In today’s day and age “specials” are becoming less and less of a necessity in schools. They are seen as extra fluff not needed. In many schools I have worked at I found it sad that kids were deprived of music and art. PE seems to still be a big favorite which is great and all, but kids still need the arts. Going to music or art class when I was a kid was the best part of school. It allows kids to be creative, to show their skills and even create positive outlets for their emotions. I was such an amazing artist as a kid. I mean…c’mon…abtract duck?!
No, I actually am probably the worst artist. I remember drawing a baby on the whiteboard one day and my kids asking me, “Why are you drawing a hot dog?” Thing is, art is fun. Kids love it and the get so excited creating their work. Don’t even try and hide the fact that most adults love to color too! Sadly, as said, art can be pushed aside in some schools. I worked in a few schools were the art teacher only came once a week, if that. Some schools had nothing at all. It was sad. Here I was a new teacher with now art skills but, supplies galore in a room with eager artists.
I had to be creative in a sense. Here’s my biggest tip: INTEGRATE. Yes, integrate, integrate and then integrate. Use the kids art work to teach lessons. Use the artwork to make awesome bulletin board displays. I had them do both. Here are some ideas:
Make classroom decorations-Give the DJ Inkers stuff a rest. Let your KIDS do the work. For winter time one year we made our classroom door look like a gingerbread house.The kids did all the work creating the little things for the house. Gingerbread men, candy,etc. This was just one of MANY of the bulletin boards the kids did the art for. The kids enjoyed making the Gingerbread people look like themselves. We also did a little mini lesson on symmetry and then I taught them how to make snowflakes. The snowflakes were used then to decorate the schools winter dance. I have also done the birch tree paintings a few times and they always turned out lovely!
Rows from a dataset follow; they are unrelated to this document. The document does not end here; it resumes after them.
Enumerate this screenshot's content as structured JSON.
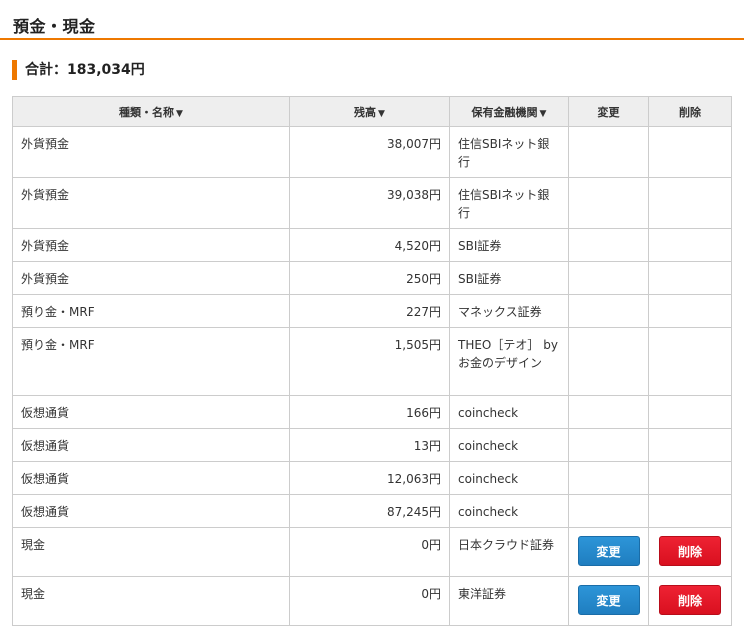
{
  "page": {
    "title": "預金・現金",
    "total": "合計：183,034円"
  },
  "table": {
    "headers": {
      "type_name": "種類・名称",
      "balance": "残高",
      "institution": "保有金融機関",
      "edit": "変更",
      "delete": "削除"
    },
    "sort_arrow": "▼",
    "rows": [
      {
        "type": "外貨預金",
        "amount": "38,007円",
        "institution": "住信SBIネット銀行",
        "actions": false
      },
      {
        "type": "外貨預金",
        "amount": "39,038円",
        "institution": "住信SBIネット銀行",
        "actions": false
      },
      {
        "type": "外貨預金",
        "amount": "4,520円",
        "institution": "SBI証券",
        "actions": false
      },
      {
        "type": "外貨預金",
        "amount": "250円",
        "institution": "SBI証券",
        "actions": false
      },
      {
        "type": "預り金・MRF",
        "amount": "227円",
        "institution": "マネックス証券",
        "actions": false
      },
      {
        "type": "預り金・MRF",
        "amount": "1,505円",
        "institution": "THEO［テオ］ by お金のデザイン",
        "actions": false
      },
      {
        "type": "仮想通貨",
        "amount": "166円",
        "institution": "coincheck",
        "actions": false
      },
      {
        "type": "仮想通貨",
        "amount": "13円",
        "institution": "coincheck",
        "actions": false
      },
      {
        "type": "仮想通貨",
        "amount": "12,063円",
        "institution": "coincheck",
        "actions": false
      },
      {
        "type": "仮想通貨",
        "amount": "87,245円",
        "institution": "coincheck",
        "actions": false
      },
      {
        "type": "現金",
        "amount": "0円",
        "institution": "日本クラウド証券",
        "actions": true
      },
      {
        "type": "現金",
        "amount": "0円",
        "institution": "東洋証券",
        "actions": true
      }
    ],
    "edit_button": "変更",
    "delete_button": "削除"
  },
  "colors": {
    "accent": "#ee7800",
    "edit_button": "#1f7ec0",
    "delete_button": "#d9101f"
  }
}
To see more of my bulletin boards check out this post! The Bulletin Boards
Create art to go with their writing– We did a lot of seasonal haikus and the kids would use different art mediums to make the art to go with the haiku’s. One year the kids made 3D renderingsto go along with a book they did a report on. These were very cool and while I’m sure parents helped, they were very awesome just the same.
Make gifts-Got a holiday where the parents/guardians are needing a gift? Oh here’s an easy solution. Have the kids make them. Parents are expecting a friggen Ipad or something from their kids at Christmas. I know most parents cherish those little maccroni embellished ornaments. My own mom still has a Christmas tree each year with stuff we had made. One year I had a bunch of puzzle pieces…that didn’t form a puzzle. So I had the kids create magnets using the puzzle pieces, their picture, popsicle sticks, paint, glitter and oh…glue. Simple. Pick an artist- And go with. You don’t have to be an art historian to teach kids about art.Younger kids just want to draw. Find a powerpoint/video on the artist, give a brief synopsis and let the kids recreate their own. One year for Halloween we recreated The Screamer. I first showed students the original picture. Then I printed out a clip out version of it I found online somewhere. They then traced the outline with black crayon. After they were done tracing they colored in the picture using blending. Students then wrote about what makes them scream. Be cautious with this project though because not all parents may appreciate the “nature” of these pictures. We also learned about Andy Warhol. I used my photo printer to print out pictures of the kids that showed their faces four times. Ala pop art. Students then colored/painted each section a different color. Super easy. They also recreated their own portraits too look like pop art.
BE CREATIVE– Use things you have, things you are teaching, seasons, anything! When you are creative with your ideas, your students will see this and love you even more for it!